Becoming the All-Terrain Human
Kilian Jornet Burgada is the most dominating endurance athlete of his generation. In just eight years, Jornet has won more than 80 races, claimed some 16 titles and set at least a dozen speed records, many of them in distances that would require the rest of us to purchase an airplane ticket. He has run across entire landmasses (Corsica) and mountain ranges (the Pyrenees), nearly without pause. He regularly runs all day eating only wild berries and drinking only from streams. On summer mornings he will set off from his apartment door at the foot of Mont Blanc and run nearly two and a half vertical miles up to Europe’s roof — over cracked glaciers, past Gore-Tex’d climbers, into the thin air at 15,781 feet — and back home again in less than seven hours, a trip that mountaineers can spend days to complete. A few years ago Jornet ran the 165-mile Tahoe Rim Trail and stopped just twice to sleep on the ground for a total of about 90 minutes. In the middle of the night he took a wrong turn, which added perhaps six miles to his run. He still finished in 38 hours 32 minutes, beating the record of Tim Twietmeyer, a legend in the world of ultrarunning, by more than seven hours. When he reached the finish line, he looked as if he’d just won the local turkey trot.

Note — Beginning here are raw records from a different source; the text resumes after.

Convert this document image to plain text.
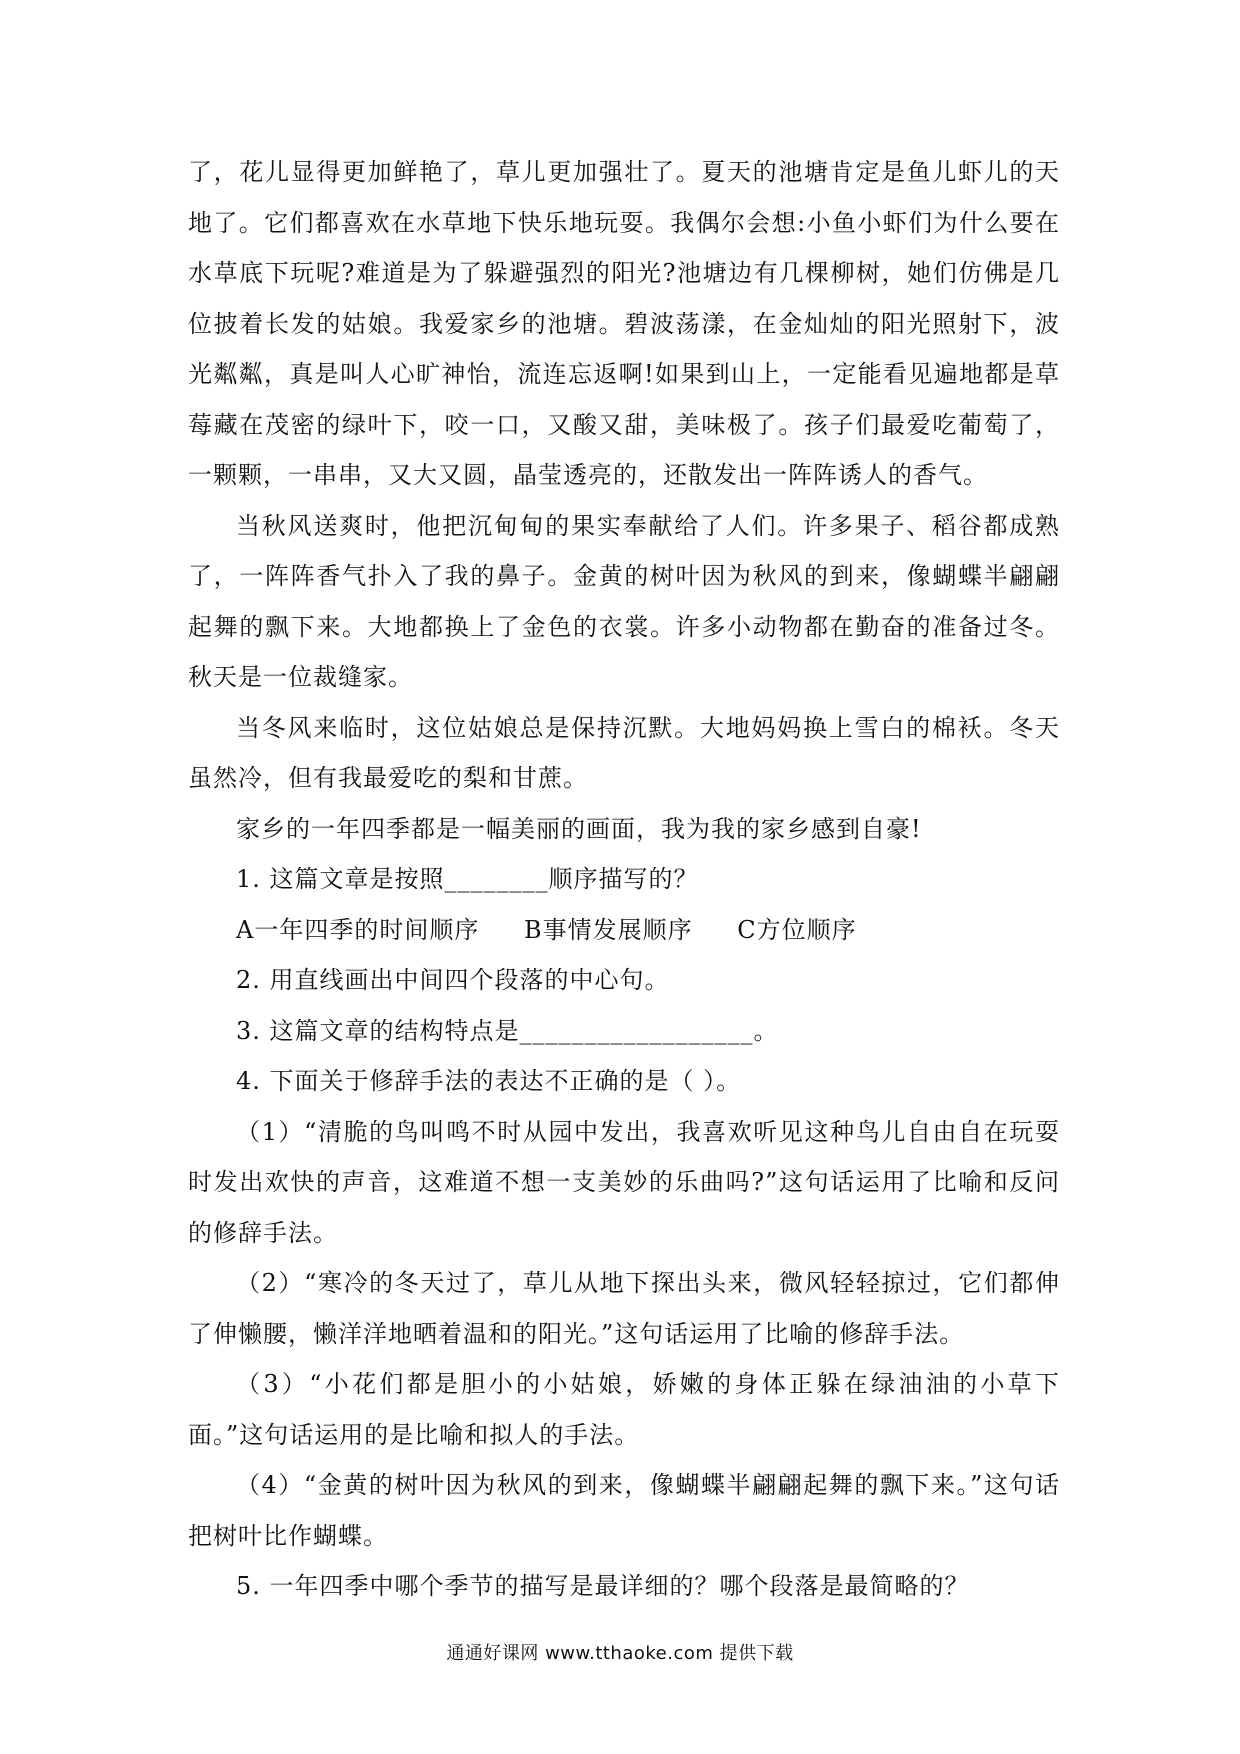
了，花儿显得更加鲜艳了，草儿更加强壮了。夏天的池塘肯定是鱼儿虾儿的天地了。它们都喜欢在水草地下快乐地玩耍。我偶尔会想:小鱼小虾们为什么要在水草底下玩呢?难道是为了躲避强烈的阳光?池塘边有几棵柳树，她们仿佛是几位披着长发的姑娘。我爱家乡的池塘。碧波荡漾，在金灿灿的阳光照射下，波光粼粼，真是叫人心旷神怡，流连忘返啊!如果到山上，一定能看见遍地都是草莓藏在茂密的绿叶下，咬一口，又酸又甜，美味极了。孩子们最爱吃葡萄了，一颗颗，一串串，又大又圆，晶莹透亮的，还散发出一阵阵诱人的香气。

当秋风送爽时，他把沉甸甸的果实奉献给了人们。许多果子、稻谷都成熟了，一阵阵香气扑入了我的鼻子。金黄的树叶因为秋风的到来，像蝴蝶半翩翩起舞的飘下来。大地都换上了金色的衣裳。许多小动物都在勤奋的准备过冬。秋天是一位裁缝家。

当冬风来临时，这位姑娘总是保持沉默。大地妈妈换上雪白的棉袄。冬天虽然冷，但有我最爱吃的梨和甘蔗。

家乡的一年四季都是一幅美丽的画面，我为我的家乡感到自豪!

1. 这篇文章是按照________顺序描写的？

A一年四季的时间顺序 B事情发展顺序 C方位顺序

2. 用直线画出中间四个段落的中心句。

3. 这篇文章的结构特点是__________________。

4. 下面关于修辞手法的表达不正确的是（ ）。

（1）“清脆的鸟叫鸣不时从园中发出，我喜欢听见这种鸟儿自由自在玩耍时发出欢快的声音，这难道不想一支美妙的乐曲吗?”这句话运用了比喻和反问的修辞手法。

（2）“寒冷的冬天过了，草儿从地下探出头来，微风轻轻掠过，它们都伸了伸懒腰，懒洋洋地晒着温和的阳光。”这句话运用了比喻的修辞手法。

（3）“小花们都是胆小的小姑娘，娇嫩的身体正躲在绿油油的小草下面。”这句话运用的是比喻和拟人的手法。

（4）“金黄的树叶因为秋风的到来，像蝴蝶半翩翩起舞的飘下来。”这句话把树叶比作蝴蝶。

5. 一年四季中哪个季节的描写是最详细的？哪个段落是最简略的？

通通好课网 www.tthaoke.com 提供下载
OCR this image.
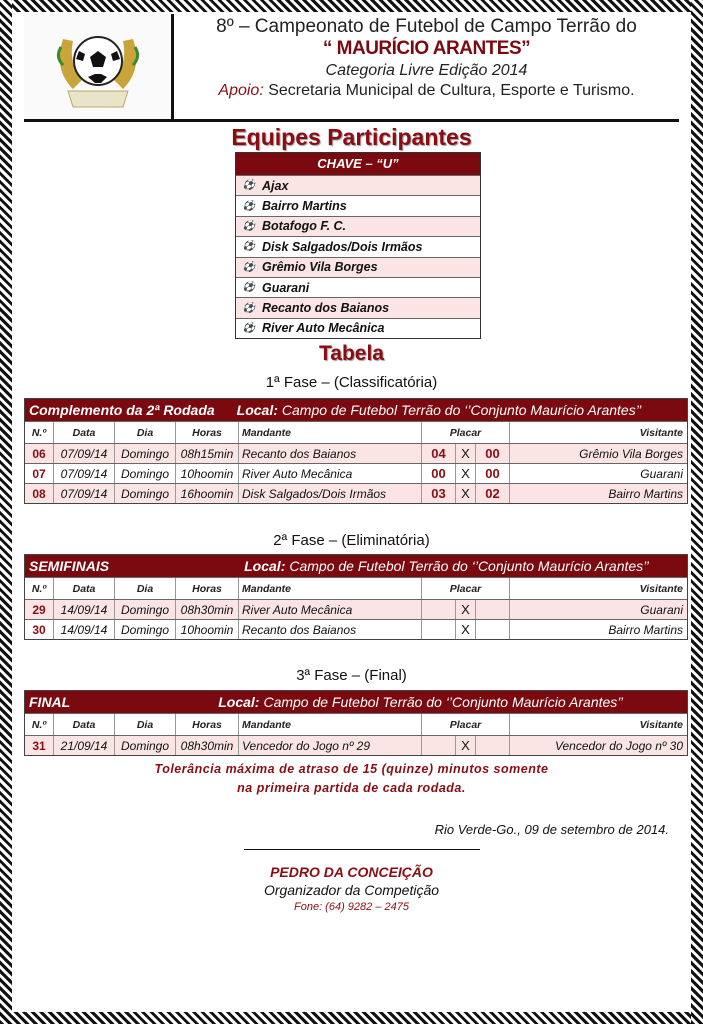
8º – Campeonato de Futebol de Campo Terrão do
“ MAURÍCIO ARANTES”
Categoria Livre Edição 2014
Apoio: Secretaria Municipal de Cultura, Esporte e Turismo.
Equipes Participantes
CHAVE – “U”
⚽ Ajax
⚽ Bairro Martins
⚽ Botafogo F. C.
⚽ Disk Salgados/Dois Irmãos
⚽ Grêmio Vila Borges
⚽ Guarani
⚽ Recanto dos Baianos
⚽ River Auto Mecânica
Tabela
1ª Fase – (Classificatória)
Complemento da 2ª Rodada Local: Campo de Futebol Terrão do ‘’Conjunto Maurício Arantes’’
N.º	Data	Dia	Horas	Mandante	Placar	Visitante
06	07/09/14	Domingo 08h15min Recanto dos Baianos	04	X	00	Grêmio Vila Borges
07	07/09/14	Domingo 10hoomin River Auto Mecânica	00	X	00	Guarani
08	07/09/14	Domingo 16hoomin Disk Salgados/Dois Irmãos	03	X	02	Bairro Martins
2ª Fase – (Eliminatória)
SEMIFINAIS	Local: Campo de Futebol Terrão do ‘’Conjunto Maurício Arantes’’
N.º	Data	Dia	Horas	Mandante	Placar	Visitante
29	14/09/14	Domingo 08h30min River Auto Mecânica	X	Guarani
30	14/09/14	Domingo 10hoomin Recanto dos Baianos	X	Bairro Martins
3ª Fase – (Final)
FINAL	Local: Campo de Futebol Terrão do ‘’Conjunto Maurício Arantes’’
N.º	Data	Dia	Horas	Mandante	Placar	Visitante
31	21/09/14	Domingo 08h30min Vencedor do Jogo nº 29	X	Vencedor do Jogo nº 30
Tolerância máxima de atraso de 15 (quinze) minutos somente
na primeira partida de cada rodada.
Rio Verde-Go., 09 de setembro de 2014.
PEDRO DA CONCEIÇÃO
Organizador da Competição
Fone: (64) 9282 – 2475
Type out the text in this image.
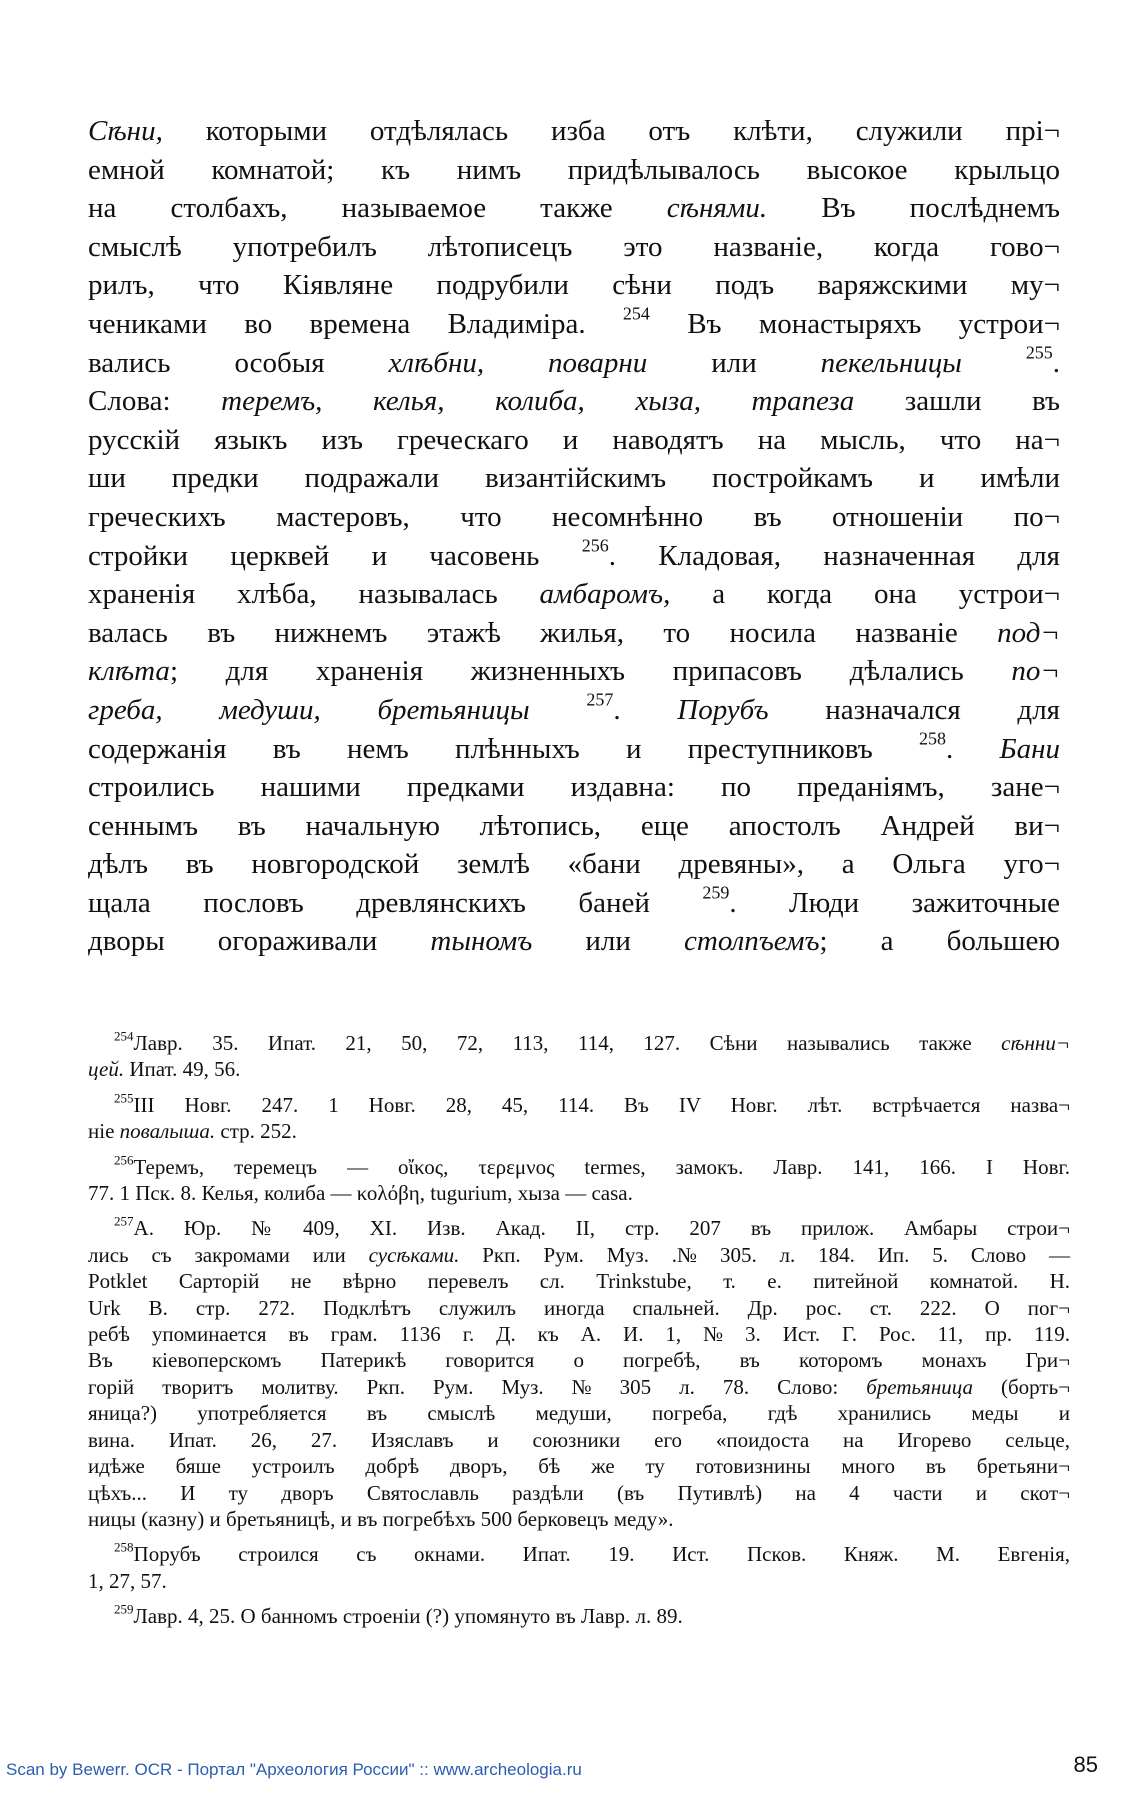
Сѣни, которыми отдѣлялась изба отъ клѣти, служили прі¬
емной комнатой; къ нимъ придѣлывалось высокое крыльцо
на столбахъ, называемое также сѣнями. Въ послѣднемъ
смыслѣ употребилъ лѣтописецъ это названіе, когда гово¬
рилъ, что Кіявляне подрубили сѣни подъ варяжскими му¬
чениками во времена Владиміра. $^{254}$ Въ монастыряхъ устрои¬
вались особыя хлѣбни, поварни или пекельницы	$^{255}$.
Слова: теремъ, келья, колиба, хыза, трапеза зашли въ
русскій языкъ изъ греческаго и наводятъ на мысль, что на¬
ши предки подражали византійскимъ постройкамъ и имѣли
греческихъ мастеровъ, что несомнѣнно въ отношеніи по¬
стройки церквей и часовень $^{256}$. Кладовая, назначенная для
храненія хлѣба, называлась амбаромъ, а когда она устрои¬
валась въ нижнемъ этажѣ жилья, то носила названіе под¬
клѣта; для храненія жизненныхъ припасовъ дѣлались по¬
греба, медуши, бретьяницы	$^{257}$. Порубъ назначался для
содержанія въ немъ плѣнныхъ и преступниковъ $^{258}$. Бани
строились нашими предками издавна: по преданіямъ, зане¬
сеннымъ въ начальную лѣтопись, еще апостолъ Андрей ви¬
дѣлъ въ новгородской землѣ «бани древяны», а Ольга уго¬
щала пословъ древлянскихъ баней $^{259}$. Люди зажиточные
дворы огораживали тыномъ или столпъемъ; а большею
$^{254}$Лавр. 35. Ипат. 21, 50, 72, 113, 114, 127. Сѣни назывались также сѣнни¬
цей. Ипат. 49, 56.
$^{255}$III Новг. 247. 1 Новг. 28, 45, 114. Въ IV Новг. лѣт. встрѣчается назва¬
ніе повалыша. стр. 252.
$^{256}$Теремъ, теремецъ — οἴκος, τερεμνος termes, замокъ. Лавр. 141, 166. I Новг.
77. 1 Пск. 8. Келья, колиба — κολόβη, tugurium, хыза — casa.
$^{257}$А. Юр. № 409, XI. Изв. Акад. II, стр. 207 въ прилож. Амбары строи¬
лись съ закромами или сусѣками. Ркп. Рум. Муз. .№ 305. л. 184. Ип. 5. Слово —
Potklet Сарторій не вѣрно перевелъ сл. Trinkstube, т. е. питейной комнатой. Н.
Urk В. стр. 272. Подклѣтъ служилъ иногда спальней. Др. рос. ст. 222. О пог¬
ребѣ упоминается въ грам. 1136 г. Д. къ А. И. 1, № 3. Ист. Г. Рос. 11, пр. 119.
Въ кіевоперскомъ Патерикѣ говорится о погребѣ, въ которомъ монахъ Гри¬
горій творитъ молитву. Ркп. Рум. Муз. № 305 л. 78. Слово: бретьяница (борть¬
яница?) употребляется въ смыслѣ медуши, погреба, гдѣ хранились меды и
вина. Ипат. 26, 27. Изяславъ и союзники его «поидоста на Игорево сельце,
идѣже бяше устроилъ добрѣ дворъ, бѣ же ту готовизнины много въ бретьяни¬
цѣхъ... И ту дворъ Святославль раздѣли (въ Путивлѣ) на 4 части и скот¬
ницы (казну) и бретьяницѣ, и въ погребѣхъ 500 берковецъ меду».
$^{258}$Порубъ строился съ окнами. Ипат. 19. Ист. Псков. Княж. М. Евгенія,
1, 27, 57.
$^{259}$Лавр. 4, 25. О банномъ строеніи (?) упомянуто въ Лавр. л. 89.
Scan by Bewerr. OCR - Портал "Археология России" :: www.archeologia.ru	85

Levon Biss for The New York Times
Come winter, when most elite ultrarunners keep running, Jornet puts away his trail-running shoes for six months and takes up ski-mountaineering racing, which basically amounts to running up and around large mountains on alpine skis. In this sport too, Jornet reigns supreme: he has been the overall World Cup champion three of the last four winters.
So what’s next when you’re 25 and every one of the races on the wish list you drew up as a youngster has been won and crossed out? You dream up a new challenge. Last year Jornet began what he calls the Summits of My Life project, a four-year effort to set speed records climbing and descending some of the world’s most well known peaks, from the Matterhorn this summer to Mount Everest in 2015. In doing so, he joins a cadre of alpinists like Ueli Steck from Switzerland and Chad Kellogg from the United States who are racing up peaks and redefining what’s possible. In a way, Jornet says, all of his racing has been preparation for greater trials. This month, he is in the Himalayas with a couple of veteran alpinists. They plan to climb and ski the south face of a peak that hasn’t been skied before in winter.
But bigger challenges bring bigger risks. Less than a year ago, Jornet watched as his hero and friend Stéphane Brosse died in the mountains. Since then, he has asked himself, How much is it worth sacrificing to do what you love?